In this next year (and, perhaps, as long as it takes) I am going to read my way through them, lines and lines of boring, self-involved prose. I’ll summarize, and try to keep it interesting, engaging and universally relevant. It will be a slog, but after I’m done with each stage, I’ll have the opportunity to burn them in a righteous purge. Let them go. Reduce the baggage. 

My journals have largely been a friend, a standby kept alongside to collect thoughts, make lists, maintain resolution on goals (some of which have been on the agenda since my 20s) and process through any of the things I was experiencing at the time. For much of the pages, there is a lot of introspection and inward processing, all the nights I spent drinking, or on the road, or otherwise talking to the page.

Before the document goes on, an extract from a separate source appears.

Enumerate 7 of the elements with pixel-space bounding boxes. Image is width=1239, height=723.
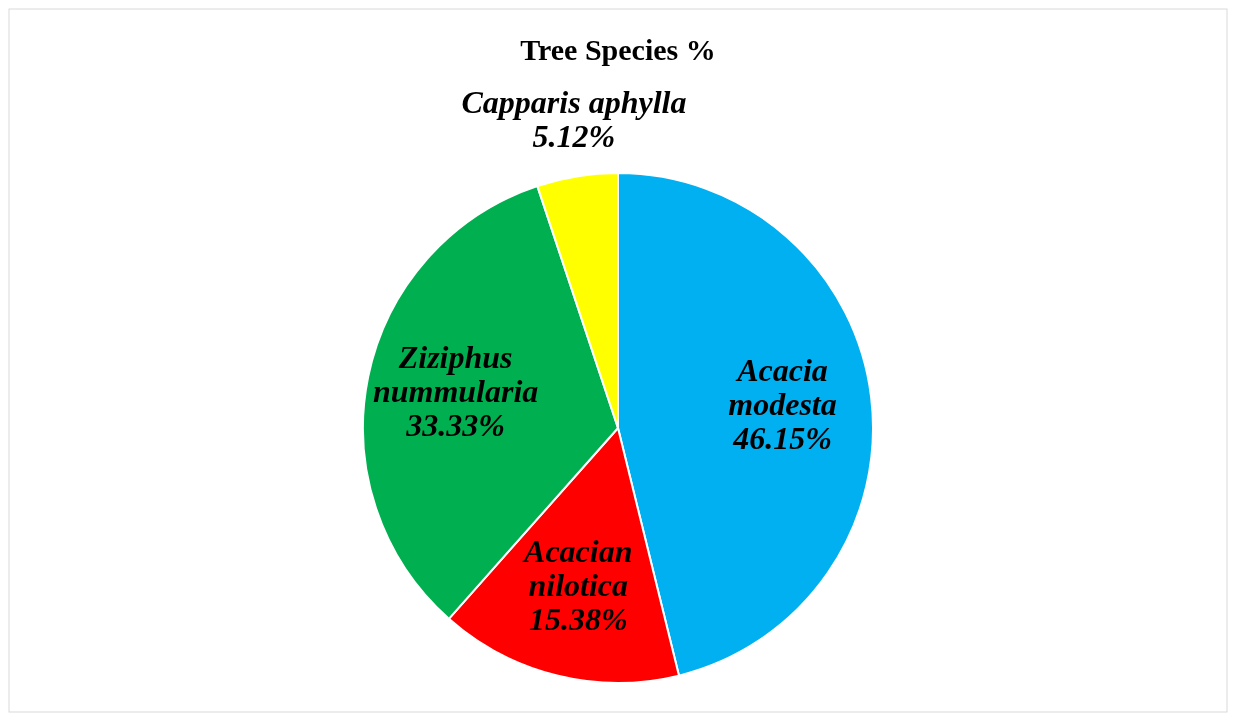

While this is an important function, I’m not sure it makes sense to move them again. 

The first journal I have is from 1975. I’m not sure what was real or what wasn’t, but in the sporadic pages, I  mentioned running away from home, about fear of menstruation, about not fitting in and difficulty in making friends and of others that were really good friends, of boyfriends (largely imagined), and discovering cigarettes. 

I started that secret habit (1975-2008 ish) when a friend and I purchased the said cigarettes from a vending machine in the BurgerKing in a small commercial hamlet within a long bike ride from the house. The journals triggered the awkwardness of Jr. high and the uncertain discomfort of early adolescence. In reviewing the letter to a friend written during a Thanksgiving trip to Hawaii with my family and grandmother in 1978, I used the word “mint” to describe good experiences. The journal helped me remember buying a green T-shirt that said: “smoke Hawaiian” (looked good with my tan), went through our ten-day trip to Hilo to Kona, to Ioa valley to Kauai to Waikiki. There,  my sister and I (15 and 13) walked the beach at night and accepted an invitation from a quiet Native guy to smoke joints while sitting on the sand, an experience I still remember. 

With this first review, the first odd bits of this project is done. Those journals have from the bookshelf to the paper bag, ready to be destroyed. Now, onward to the 80’s.